Notes

1. For example, failures in memory can potentially be reduced by appropriate probing and time-marking (e.g. when responding to questions about affect experienced yesterday, respondents may benefit from a reminder such as “yesterday was tuesday”), whereas failures in communication may be reduced through appropriate translation procedures and pre-testing.

  • 2. This may be particularly problematic in the context of official national household surveys, where respondents may find difficult to understand why government might want to collect information about just one day.
  • 3. Correlations of r = 0.62 and 0.77 (both significant at the p < 0.001 level) were obtained between frequency judgements and experienced affect, whereas for intensity measures, correlations were r = 0.54 and r = 0.59 for positive affect intensity (p < 0.001); and just r = 0.34 and 0.13 for negative affect intensity (p < 0.030 and 0.23), respectively.
  • 4. A large number of response options will only lead to greater scale sensitivity if respondents actually use all of the available options.
  • 5. Respondents were asked to consider a shop or restaurant known to them and rate overall quality (extremely bad to extremely good) and a range of sub-categories, such as competence of staff, promptness of service, range of choice, etc. After completing the measures, respondents were then asked to rate the scales used in terms of: ease of use, quick to use and allowed you to express your feelings adequately.

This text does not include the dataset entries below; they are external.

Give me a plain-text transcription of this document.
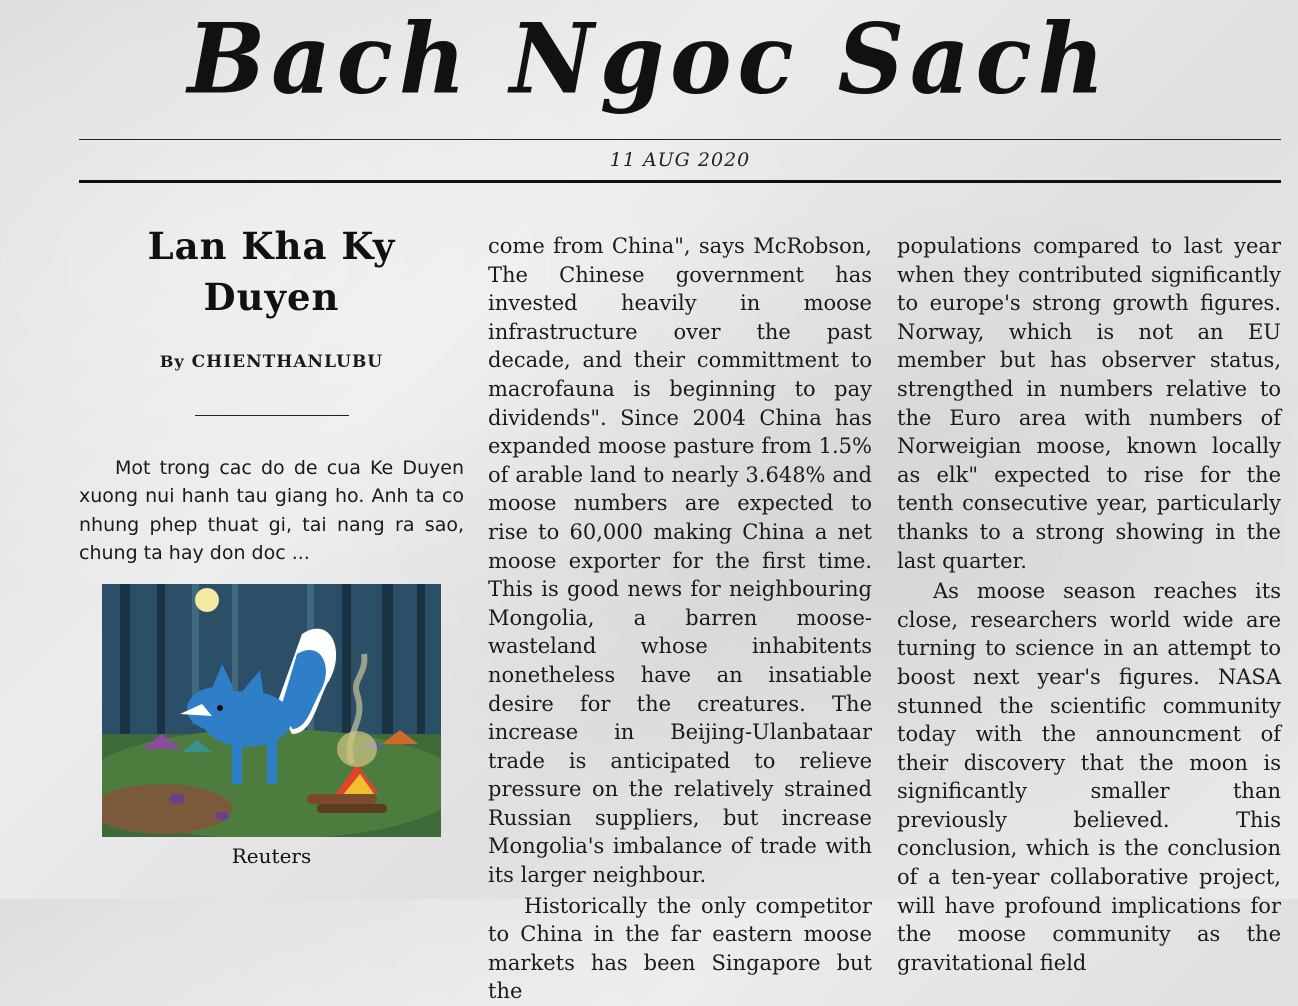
Bach Ngoc Sach
11 AUG 2020
Lan Kha Ky Duyen
By CHIENTHANLUBU

Mot trong cac do de cua Ke Duyen xuong nui hanh tau giang ho. Anh ta co nhung phep thuat gi, tai nang ra sao, chung ta hay don doc ...

Reuters

come from China", says McRobson, The Chinese government has invested heavily in moose infrastructure over the past decade, and their committment to macrofauna is beginning to pay dividends". Since 2004 China has expanded moose pasture from 1.5% of arable land to nearly 3.648% and moose numbers are expected to rise to 60,000 making China a net moose exporter for the first time. This is good news for neighbouring Mongolia, a barren moose-wasteland whose inhabitents nonetheless have an insatiable desire for the creatures. The increase in Beijing-Ulanbataar trade is anticipated to relieve pressure on the relatively strained Russian suppliers, but increase Mongolia's imbalance of trade with its larger neighbour.

Historically the only competitor to China in the far eastern moose markets has been Singapore but the

populations compared to last year when they contributed significantly to europe's strong growth figures. Norway, which is not an EU member but has observer status, strengthed in numbers relative to the Euro area with numbers of Norweigian moose, known locally as elk" expected to rise for the tenth consecutive year, particularly thanks to a strong showing in the last quarter.

As moose season reaches its close, researchers world wide are turning to science in an attempt to boost next year's figures. NASA stunned the scientific community today with the announcment of their discovery that the moon is significantly smaller than previously believed. This conclusion, which is the conclusion of a ten-year collaborative project, will have profound implications for the moose community as the gravitational field
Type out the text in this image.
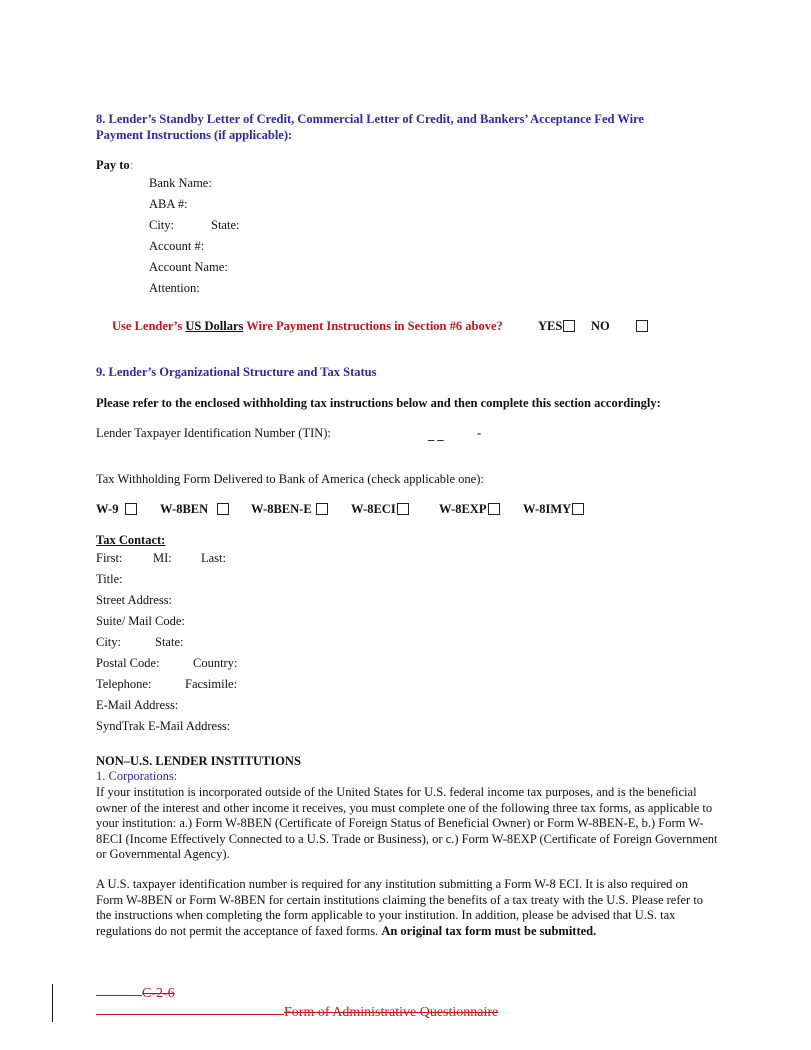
8. Lender’s Standby Letter of Credit, Commercial Letter of Credit, and Bankers’ Acceptance Fed Wire
Payment Instructions (if applicable):
Pay to:
Bank Name:
ABA #:
City:	State:
Account #:
Account Name:
Attention:
Use Lender’s US Dollars Wire Payment Instructions in Section #6 above?	YES	NO
9. Lender’s Organizational Structure and Tax Status
Please refer to the enclosed withholding tax instructions below and then complete this section accordingly:
Lender Taxpayer Identification Number (TIN):	_ _	-
Tax Withholding Form Delivered to Bank of America (check applicable one):
W-9	W-8BEN	W-8BEN-E	W-8ECI	W-8EXP	W-8IMY
Tax Contact:
First: MI: Last:
Title:
Street Address:
Suite/ Mail Code:
City:	State:
Postal Code:	Country:
Telephone:	Facsimile:
E-Mail Address:
SyndTrak E-Mail Address:
NON–U.S. LENDER INSTITUTIONS
1. Corporations:
If your institution is incorporated outside of the United States for U.S. federal income tax purposes, and is the beneficial owner of the interest and other income it receives, you must complete one of the following three tax forms, as applicable to your institution: a.) Form W-8BEN (Certificate of Foreign Status of Beneficial Owner) or Form W-8BEN-E, b.) Form W-8ECI (Income Effectively Connected to a U.S. Trade or Business), or c.) Form W-8EXP (Certificate of Foreign Government or Governmental Agency).
A U.S. taxpayer identification number is required for any institution submitting a Form W-8 ECI. It is also required on Form W-8BEN or Form W-8BEN for certain institutions claiming the benefits of a tax treaty with the U.S. Please refer to the instructions when completing the form applicable to your institution. In addition, please be advised that U.S. tax regulations do not permit the acceptance of faxed forms. An original tax form must be submitted.
C-2-6
Form of Administrative Questionnaire
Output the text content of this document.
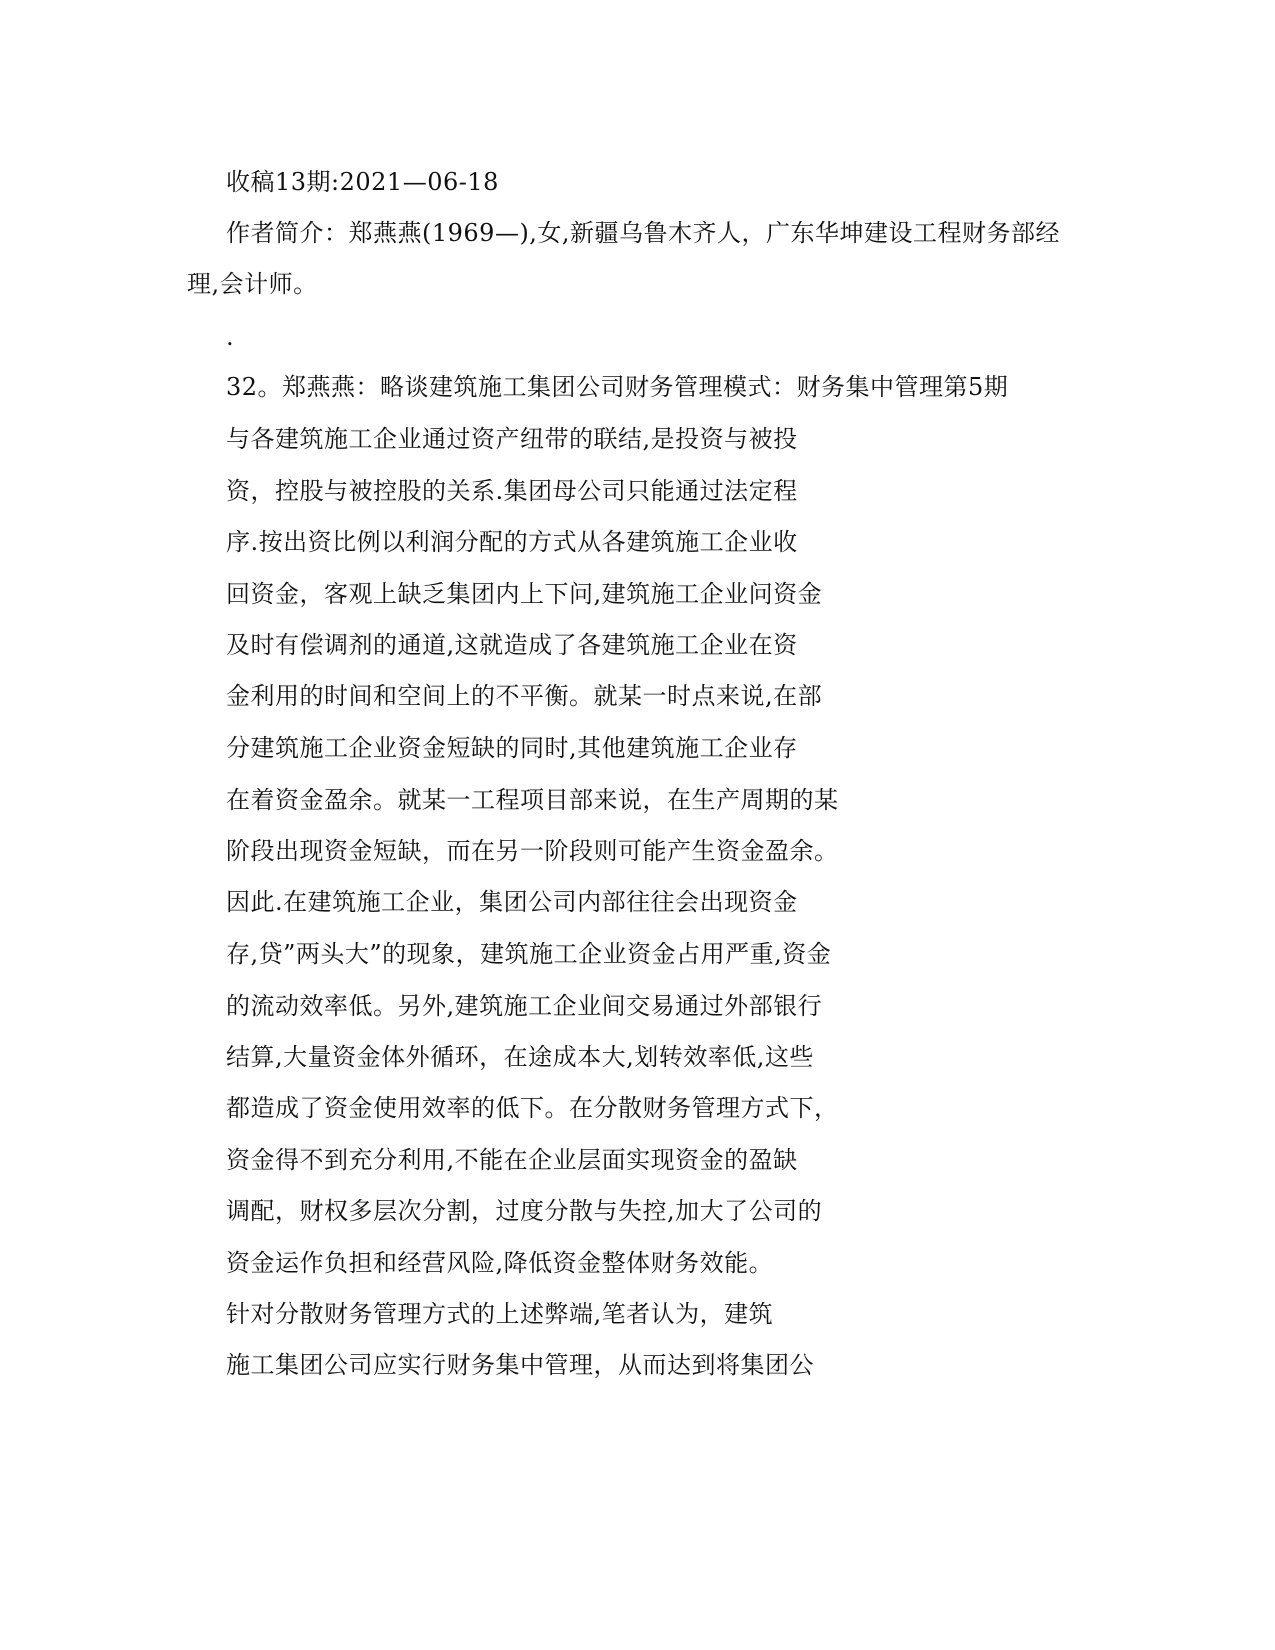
收稿13期:2021—06-18
作者简介：郑燕燕(1969—),女,新疆乌鲁木齐人，广东华坤建设工程财务部经
理,会计师。
.
32。郑燕燕：略谈建筑施工集团公司财务管理模式：财务集中管理第5期
与各建筑施工企业通过资产纽带的联结,是投资与被投
资，控股与被控股的关系.集团母公司只能通过法定程
序.按出资比例以利润分配的方式从各建筑施工企业收
回资金，客观上缺乏集团内上下问,建筑施工企业问资金
及时有偿调剂的通道,这就造成了各建筑施工企业在资
金利用的时间和空间上的不平衡。就某一时点来说,在部
分建筑施工企业资金短缺的同时,其他建筑施工企业存
在着资金盈余。就某一工程项目部来说，在生产周期的某
阶段出现资金短缺，而在另一阶段则可能产生资金盈余。
因此.在建筑施工企业，集团公司内部往往会出现资金
存,贷”两头大”的现象，建筑施工企业资金占用严重,资金
的流动效率低。另外,建筑施工企业间交易通过外部银行
结算,大量资金体外循环，在途成本大,划转效率低,这些
都造成了资金使用效率的低下。在分散财务管理方式下，
资金得不到充分利用,不能在企业层面实现资金的盈缺
调配，财权多层次分割，过度分散与失控,加大了公司的
资金运作负担和经营风险,降低资金整体财务效能。
针对分散财务管理方式的上述弊端,笔者认为，建筑
施工集团公司应实行财务集中管理，从而达到将集团公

  • 6. Using a multi-trait, multi-method design, Kroh found validity estimates around 0.89 for the 11-point scale, 0.80 for the 7-point scale and 0.70 for the magnitude scale. In terms of reliability, the magnitude scale performed better, with 0.94 reliability across traits, compared to 0.83 for the 11-point scale and 0.79 for the 7-point measure. However, Kroh reports that the open-ended magnitude scale was generally more problematic, taking longer to complete and apparently reducing respondent motivation. Thus, on balance, and in particular due to the evidence on validity, Kroh recommends the use of 11-point scales.
  • 7. Responses to the question: ’’In general, how happy are you with your life as a whole?”.
  • 8. In 1991, the scale anchors ranged from “not at all satisfied” to “completely satisified” - which could imply a unipolar scale. In 1992, this was changed to an unambiguously bipolar format: “completely dissatisfied” to “completely satisfied”. This switch could also be partly responsible for the stronger skew in the 1992 and 1993 data: indicating complete dissatisfaction could be a much stronger statement than indicating the absence of satisfaction.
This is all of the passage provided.